La parábola de este domingo en tres escenas es única, puesto que Dios se presenta como el padre tierno, misericordioso, muy distinto a la imagen de Dios “padre patrón” que la sociedad judía entendía: severo, impersonal y castigador. Tanto en la parábola de la oveja perdida, como en la de la moneda extraviada y en la del padre del “hijo pródigo” es Dios mismo quien manifiesta su amor. Una vez más queda al descubierto la mirada de amor y benevolencia de Jesús hacia los pecadores, que no difiere de la de su Padre. Por eso no es atípica la actitud de imparcialidad del padre hacia su hijo menor, porque no le correspondía darle su parte de la herencia, él aún vivía. Sin embargo, este acepta dando a entender que para él todos los hijos son iguales y poseen los mismos derechos.
A su vez, la irresponsabilidad del hijo menor marca un antecedente, pues su “humillación” lo lleva a reconocer la pérdida de su filiación pero no está arrepentido. Su regreso se debe más al hambre que padecía que a una conversión sincera. No obstante, ha tocado fondo como muchas veces ha sentido el creyente cuando se separa del amor de Dios. Por eso que el Padre ve con buenos ojos que sea restituida su condición de siervo y que “vistan” al hijo, devolviéndole su dignidad como persona. Esa dignidad que Dios siempre quiere donar a sus hijos pero que es rechazada por aquellos que se abandonan a su “propia” justicia y autosuficiencia.
Asimismo, el hijo mayor se presenta como el hijo bueno y ejemplar. Pero su reclamo lo condena: “Hace tantos años…”, es decir, su egoísmo le impide ver el amor de un padre y solo ve la relación de patrón-trabajador.
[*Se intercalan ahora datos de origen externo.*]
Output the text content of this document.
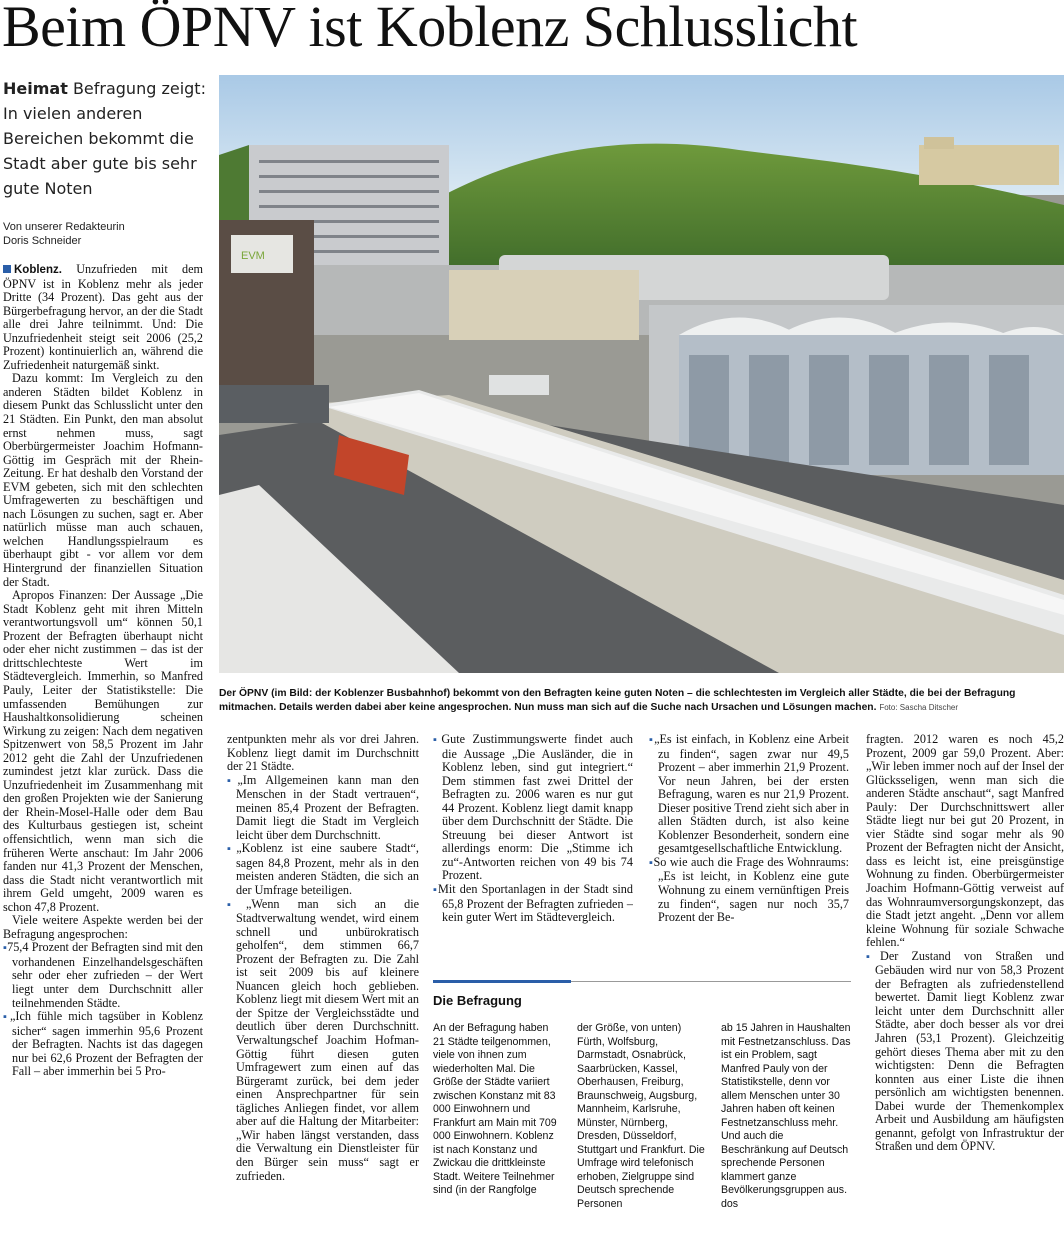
Beim ÖPNV ist Koblenz Schlusslicht
Heimat Befragung zeigt: In vielen anderen Bereichen bekommt die Stadt aber gute bis sehr gute Noten
Von unserer Redakteurin
Doris Schneider

Koblenz. Unzufrieden mit dem ÖPNV ist in Koblenz mehr als jeder Dritte (34 Prozent). Das geht aus der Bürgerbefragung hervor, an der die Stadt alle drei Jahre teilnimmt. Und: Die Unzufriedenheit steigt seit 2006 (25,2 Prozent) kontinuierlich an, während die Zufriedenheit naturgemäß sinkt.

Dazu kommt: Im Vergleich zu den anderen Städten bildet Koblenz in diesem Punkt das Schlusslicht unter den 21 Städten. Ein Punkt, den man absolut ernst nehmen muss, sagt Oberbürgermeister Joachim Hofmann-Göttig im Gespräch mit der Rhein-Zeitung. Er hat deshalb den Vorstand der EVM gebeten, sich mit den schlechten Umfragewerten zu beschäftigen und nach Lösungen zu suchen, sagt er. Aber natürlich müsse man auch schauen, welchen Handlungsspielraum es überhaupt gibt - vor allem vor dem Hintergrund der finanziellen Situation der Stadt.

Apropos Finanzen: Der Aussage „Die Stadt Koblenz geht mit ihren Mitteln verantwortungsvoll um“ können 50,1 Prozent der Befragten überhaupt nicht oder eher nicht zustimmen – das ist der drittschlechteste Wert im Städtevergleich. Immerhin, so Manfred Pauly, Leiter der Statistikstelle: Die umfassenden Bemühungen zur Haushaltkonsolidierung scheinen Wirkung zu zeigen: Nach dem negativen Spitzenwert von 58,5 Prozent im Jahr 2012 geht die Zahl der Unzufriedenen zumindest jetzt klar zurück. Dass die Unzufriedenheit im Zusammenhang mit den großen Projekten wie der Sanierung der Rhein-Mosel-Halle oder dem Bau des Kulturbaus gestiegen ist, scheint offensichtlich, wenn man sich die früheren Werte anschaut: Im Jahr 2006 fanden nur 41,3 Prozent der Menschen, dass die Stadt nicht verantwortlich mit ihrem Geld umgeht, 2009 waren es schon 47,8 Prozent.

Viele weitere Aspekte werden bei der Befragung angesprochen:

▪ 75,4 Prozent der Befragten sind mit den vorhandenen Einzelhandelsgeschäften sehr oder eher zufrieden – der Wert liegt unter dem Durchschnitt aller teilnehmenden Städte.

▪ „Ich fühle mich tagsüber in Koblenz sicher“ sagen immerhin 95,6 Prozent der Befragten. Nachts ist das dagegen nur bei 62,6 Prozent der Befragten der Fall – aber immerhin bei 5 Pro-

EVM
Der ÖPNV (im Bild: der Koblenzer Busbahnhof) bekommt von den Befragten keine guten Noten – die schlechtesten im Vergleich aller Städte, die bei der Befragung mitmachen. Details werden dabei aber keine angesprochen. Nun muss man sich auf die Suche nach Ursachen und Lösungen machen. Foto: Sascha Ditscher

zentpunkten mehr als vor drei Jahren. Koblenz liegt damit im Durchschnitt der 21 Städte.

▪ „Im Allgemeinen kann man den Menschen in der Stadt vertrauen“, meinen 85,4 Prozent der Befragten. Damit liegt die Stadt im Vergleich leicht über dem Durchschnitt.

▪ „Koblenz ist eine saubere Stadt“, sagen 84,8 Prozent, mehr als in den meisten anderen Städten, die sich an der Umfrage beteiligen.

▪ „Wenn man sich an die Stadtverwaltung wendet, wird einem schnell und unbürokratisch geholfen“, dem stimmen 66,7 Prozent der Befragten zu. Die Zahl ist seit 2009 bis auf kleinere Nuancen gleich hoch geblieben. Koblenz liegt mit diesem Wert mit an der Spitze der Vergleichsstädte und deutlich über deren Durchschnitt. Verwaltungschef Joachim Hofman-Göttig führt diesen guten Umfragewert zum einen auf das Bürgeramt zurück, bei dem jeder einen Ansprechpartner für sein tägliches Anliegen findet, vor allem aber auf die Haltung der Mitarbeiter: „Wir haben längst verstanden, dass die Verwaltung ein Dienstleister für den Bürger sein muss“ sagt er zufrieden.

▪ Gute Zustimmungswerte findet auch die Aussage „Die Ausländer, die in Koblenz leben, sind gut integriert.“ Dem stimmen fast zwei Drittel der Befragten zu. 2006 waren es nur gut 44 Prozent. Koblenz liegt damit knapp über dem Durchschnitt der Städte. Die Streuung bei dieser Antwort ist allerdings enorm: Die „Stimme ich zu“-Antworten reichen von 49 bis 74 Prozent.

▪ Mit den Sportanlagen in der Stadt sind 65,8 Prozent der Befragten zufrieden – kein guter Wert im Städtevergleich.

▪ „Es ist einfach, in Koblenz eine Arbeit zu finden“, sagen zwar nur 49,5 Prozent – aber immerhin 21,9 Prozent. Vor neun Jahren, bei der ersten Befragung, waren es nur 21,9 Prozent. Dieser positive Trend zieht sich aber in allen Städten durch, ist also keine Koblenzer Besonderheit, sondern eine gesamtgesellschaftliche Entwicklung.

▪ So wie auch die Frage des Wohnraums: „Es ist leicht, in Koblenz eine gute Wohnung zu einem vernünftigen Preis zu finden“, sagen nur noch 35,7 Prozent der Be-

fragten. 2012 waren es noch 45,2 Prozent, 2009 gar 59,0 Prozent. Aber: „Wir leben immer noch auf der Insel der Glücksseligen, wenn man sich die anderen Städte anschaut“, sagt Manfred Pauly: Der Durchschnittswert aller Städte liegt nur bei gut 20 Prozent, in vier Städte sind sogar mehr als 90 Prozent der Befragten nicht der Ansicht, dass es leicht ist, eine preisgünstige Wohnung zu finden. Oberbürgermeister Joachim Hofmann-Göttig verweist auf das Wohnraumversorgungskonzept, das die Stadt jetzt angeht. „Denn vor allem kleine Wohnung für soziale Schwache fehlen.“

▪ Der Zustand von Straßen und Gebäuden wird nur von 58,3 Prozent der Befragten als zufriedenstellend bewertet. Damit liegt Koblenz zwar leicht unter dem Durchschnitt aller Städte, aber doch besser als vor drei Jahren (53,1 Prozent). Gleichzeitig gehört dieses Thema aber mit zu den wichtigsten: Denn die Befragten konnten aus einer Liste die ihnen persönlich am wichtigsten benennen. Dabei wurde der Themenkomplex Arbeit und Ausbildung am häufigsten genannt, gefolgt von Infrastruktur der Straßen und dem ÖPNV.

Die Befragung

An der Befragung haben 21 Städte teilgenommen, viele von ihnen zum wiederholten Mal. Die Größe der Städte variiert zwischen Konstanz mit 83 000 Einwohnern und Frankfurt am Main mit 709 000 Einwohnern. Koblenz ist nach Konstanz und Zwickau die drittkleinste Stadt. Weitere Teilnehmer sind (in der Rangfolge

der Größe, von unten) Fürth, Wolfsburg, Darmstadt, Osnabrück, Saarbrücken, Kassel, Oberhausen, Freiburg, Braunschweig, Augsburg, Mannheim, Karlsruhe, Münster, Nürnberg, Dresden, Düsseldorf, Stuttgart und Frankfurt. Die Umfrage wird telefonisch erhoben, Zielgruppe sind Deutsch sprechende Personen

ab 15 Jahren in Haushalten mit Festnetzanschluss. Das ist ein Problem, sagt Manfred Pauly von der Statistikstelle, denn vor allem Menschen unter 30 Jahren haben oft keinen Festnetzanschluss mehr. Und auch die Beschränkung auf Deutsch sprechende Personen klammert ganze Bevölkerungsgruppen aus. dos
Como creyentes, creemos tener ciertos derechos pero olvidamos que el Padre quiere auténticos hijos que, en su escala de derechos, consideren la reconciliación o el perdón, aunque eso signifique, muchas veces, pagar un costo alto.
“Pero el padre le dijo: ‘Hijo mío, tú estás siempre conmigo, y todo lo mío es tuyo’” (Lc 15, 31).